I had issues with this circuit once, EcoMike lead me down the right path. The brown wire at my ignition switch connector was cooking and melting the connector, the yellow wire circuit was part of the meltdown.
Anything is possible in my experience, some things more likely than others.
I had a fuel pump circuit doing what he describes, a connector pin was making bad contact, it would heat up and the pin would flex and the pump would stop, when it cooled back down again it would work.
Double thinking this, the ignition switch seems unlikely or the fuel pump wouldn't work. More likely to be something farther down the yellow wire circuit, maybe near the ignition module and very near the oil sender, Maybe a bad splice or a wire metal fatigued under the insulation from vibration (which can be a beatch to find).

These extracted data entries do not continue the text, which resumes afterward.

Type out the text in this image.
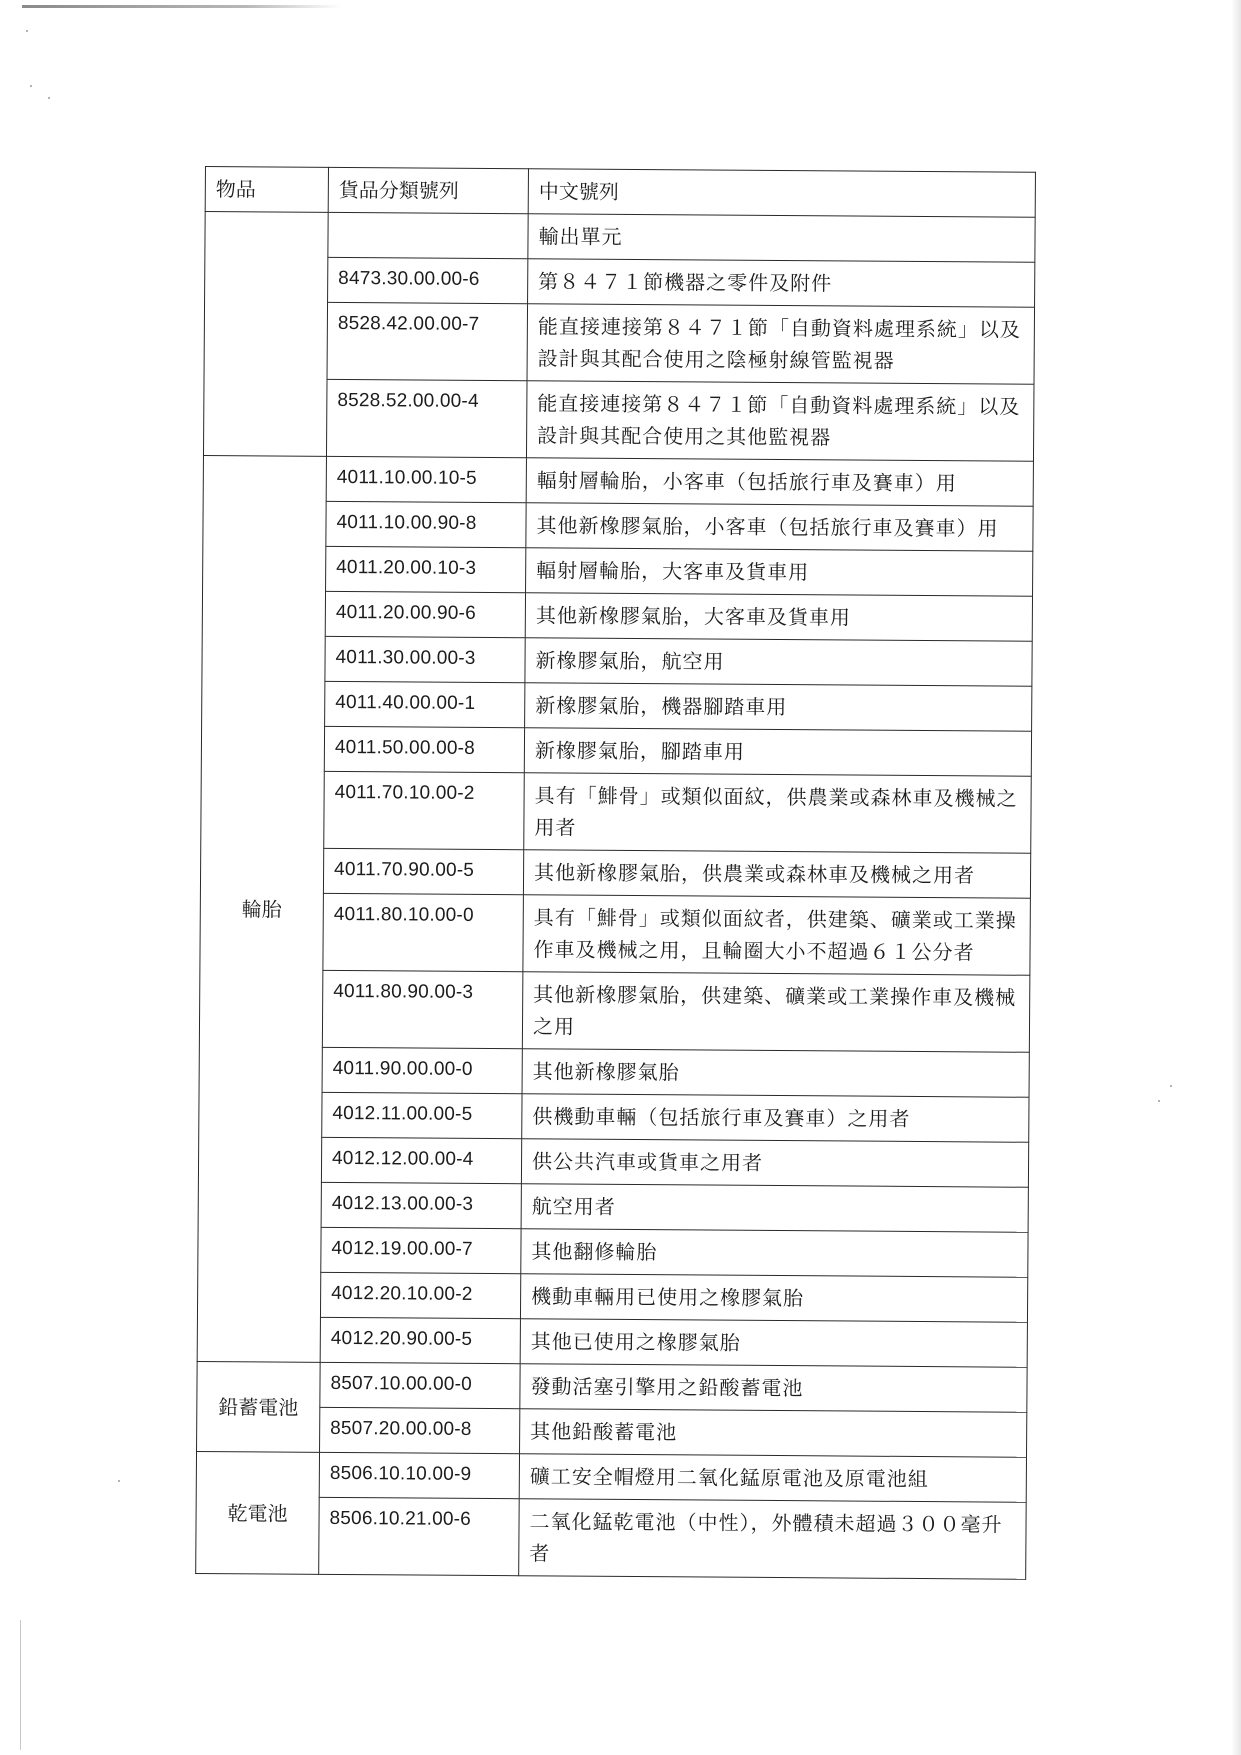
物品	貨品分類號列	中文號列
		輸出單元
	8473.30.00.00-6	第８４７１節機器之零件及附件
	8528.42.00.00-7	能直接連接第８４７１節「自動資料處理系統」以及設計與其配合使用之陰極射線管監視器
	8528.52.00.00-4	能直接連接第８４７１節「自動資料處理系統」以及設計與其配合使用之其他監視器
輪胎	4011.10.00.10-5	輻射層輪胎，小客車（包括旅行車及賽車）用
	4011.10.00.90-8	其他新橡膠氣胎，小客車（包括旅行車及賽車）用
	4011.20.00.10-3	輻射層輪胎，大客車及貨車用
	4011.20.00.90-6	其他新橡膠氣胎，大客車及貨車用
	4011.30.00.00-3	新橡膠氣胎，航空用
	4011.40.00.00-1	新橡膠氣胎，機器腳踏車用
	4011.50.00.00-8	新橡膠氣胎，腳踏車用
	4011.70.10.00-2	具有「鯡骨」或類似面紋，供農業或森林車及機械之用者
	4011.70.90.00-5	其他新橡膠氣胎，供農業或森林車及機械之用者
	4011.80.10.00-0	具有「鯡骨」或類似面紋者，供建築、礦業或工業操作車及機械之用，且輪圈大小不超過６１公分者
	4011.80.90.00-3	其他新橡膠氣胎，供建築、礦業或工業操作車及機械之用
	4011.90.00.00-0	其他新橡膠氣胎
	4012.11.00.00-5	供機動車輛（包括旅行車及賽車）之用者
	4012.12.00.00-4	供公共汽車或貨車之用者
	4012.13.00.00-3	航空用者
	4012.19.00.00-7	其他翻修輪胎
	4012.20.10.00-2	機動車輛用已使用之橡膠氣胎
	4012.20.90.00-5	其他已使用之橡膠氣胎
鉛蓄電池	8507.10.00.00-0	發動活塞引擎用之鉛酸蓄電池
	8507.20.00.00-8	其他鉛酸蓄電池
乾電池	8506.10.10.00-9	礦工安全帽燈用二氧化錳原電池及原電池組
	8506.10.21.00-6	二氧化錳乾電池（中性），外體積未超過３００毫升者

Two yellow wires going to the ignition module, the larger of the two is the power (yellow) wire. But his oil gauge problem leads me back to something under the dash, same yellow wire circuit supplies power to some of the gauges.
I must have spent a thousand hours troubleshooting Renix wiring and I'm actually pretty good at it. I learned how to troubleshoot wiring on M-60 main battle tanks (miles of wire) and UH 1 helicopters. I find Renix to be more difficult than tanks
not as bad as Helicopters. About the time you think you have seen it all, something new pops up.